The flame was crafted by having the different elements based on two things: distance and minutes in a day. It combined these images of the Paralympic flame with mapping capabilities. “The photo data from Rio was created then ‘stacked’ with the width of the torch,” explains the artist. “At this point we all looked to each other and commented as to who the “torchbearer” would be. The task then became a narrative.”
“The story is basically about the freedom of human beings and the ability to do something that you can’t do normally,” he adds. “We could all be associated with the torch as it symbolizes the power to overcome your disability.”
The story is about the power to overcome your disability. Caio Rego
Rego joined up after experiencing the greatest risk of travelling alone in the developing world. Rego runs the African language school for people with physical disabilities and the blind in the capital city, Pretoria. She was transported by State Minister Collins Chabane and the public servant feared his wife would find him a horrible example.
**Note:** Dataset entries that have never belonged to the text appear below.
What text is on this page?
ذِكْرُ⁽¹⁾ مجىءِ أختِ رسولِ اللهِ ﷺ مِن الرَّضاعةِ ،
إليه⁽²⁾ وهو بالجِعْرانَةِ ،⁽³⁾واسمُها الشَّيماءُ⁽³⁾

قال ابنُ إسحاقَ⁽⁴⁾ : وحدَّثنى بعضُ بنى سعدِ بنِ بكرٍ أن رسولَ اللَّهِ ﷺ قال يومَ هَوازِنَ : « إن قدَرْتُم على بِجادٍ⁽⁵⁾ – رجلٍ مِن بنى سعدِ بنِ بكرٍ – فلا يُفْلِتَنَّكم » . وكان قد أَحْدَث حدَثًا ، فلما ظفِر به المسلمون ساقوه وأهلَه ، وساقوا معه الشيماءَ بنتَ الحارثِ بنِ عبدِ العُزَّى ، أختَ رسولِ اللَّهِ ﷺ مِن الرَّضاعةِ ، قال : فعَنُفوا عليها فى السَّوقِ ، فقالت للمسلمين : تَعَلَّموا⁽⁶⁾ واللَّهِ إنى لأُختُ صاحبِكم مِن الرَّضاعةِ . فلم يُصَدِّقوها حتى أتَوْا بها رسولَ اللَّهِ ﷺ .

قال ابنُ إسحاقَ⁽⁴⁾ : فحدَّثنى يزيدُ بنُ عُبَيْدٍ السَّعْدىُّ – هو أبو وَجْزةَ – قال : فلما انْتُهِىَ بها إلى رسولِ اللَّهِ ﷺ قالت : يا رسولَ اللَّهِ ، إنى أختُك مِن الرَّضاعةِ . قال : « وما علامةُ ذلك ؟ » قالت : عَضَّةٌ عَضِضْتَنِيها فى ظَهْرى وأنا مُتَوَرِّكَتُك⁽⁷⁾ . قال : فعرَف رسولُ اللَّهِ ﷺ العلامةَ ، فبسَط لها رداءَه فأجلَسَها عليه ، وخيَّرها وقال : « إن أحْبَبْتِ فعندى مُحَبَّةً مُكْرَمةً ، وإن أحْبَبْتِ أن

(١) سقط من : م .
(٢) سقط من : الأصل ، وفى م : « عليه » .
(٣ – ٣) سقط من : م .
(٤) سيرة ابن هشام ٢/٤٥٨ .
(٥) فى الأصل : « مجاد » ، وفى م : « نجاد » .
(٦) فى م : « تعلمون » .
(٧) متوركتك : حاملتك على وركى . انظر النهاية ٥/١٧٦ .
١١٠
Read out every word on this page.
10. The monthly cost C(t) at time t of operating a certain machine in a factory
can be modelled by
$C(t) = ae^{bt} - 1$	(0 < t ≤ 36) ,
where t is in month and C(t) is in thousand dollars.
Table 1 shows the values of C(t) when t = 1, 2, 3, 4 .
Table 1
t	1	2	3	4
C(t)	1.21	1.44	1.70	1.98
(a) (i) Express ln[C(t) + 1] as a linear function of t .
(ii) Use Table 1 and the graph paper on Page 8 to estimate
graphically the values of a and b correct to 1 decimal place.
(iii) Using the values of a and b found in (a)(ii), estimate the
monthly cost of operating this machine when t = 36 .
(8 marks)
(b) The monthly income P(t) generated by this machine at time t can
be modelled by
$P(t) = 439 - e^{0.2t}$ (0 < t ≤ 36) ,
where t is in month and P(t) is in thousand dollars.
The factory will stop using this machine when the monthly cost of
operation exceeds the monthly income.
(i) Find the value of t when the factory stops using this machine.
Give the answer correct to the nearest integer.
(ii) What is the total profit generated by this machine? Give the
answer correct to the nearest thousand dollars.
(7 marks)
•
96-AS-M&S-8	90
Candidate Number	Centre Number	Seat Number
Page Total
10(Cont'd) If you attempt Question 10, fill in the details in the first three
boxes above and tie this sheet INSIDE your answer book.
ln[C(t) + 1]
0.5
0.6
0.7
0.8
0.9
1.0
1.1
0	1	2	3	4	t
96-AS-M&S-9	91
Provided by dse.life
“I want to show that being alone in those kinds of conditions doesn’t have to mean a bad experience,” says Rego. “On the contrary, it shows how strong you can be.”
The novel shape of the flame helped Rego to convey this message. Rego and her team opted for a unique shape that helps make the flame seem “holistic.” The flame itself has two facets. One side is smaller and lighter in weight — to the point that it could be used as a smartphone. The other side becomes larger with the shape that resembles a racing wheel. It therefore represents for Rego the sense of power, strength and determination to surpass the obstacles that you face in life.
Takahashi and Rego also used an interesting material. Both used red plastic for the flame. However Takahashi went one step further and used a combination of neoprene and rubber in order to serve as protective and keep it flame-resistant and cool.
“The flame is made to last,” says Takahashi. “It was important to have a way to replace it for years to come.”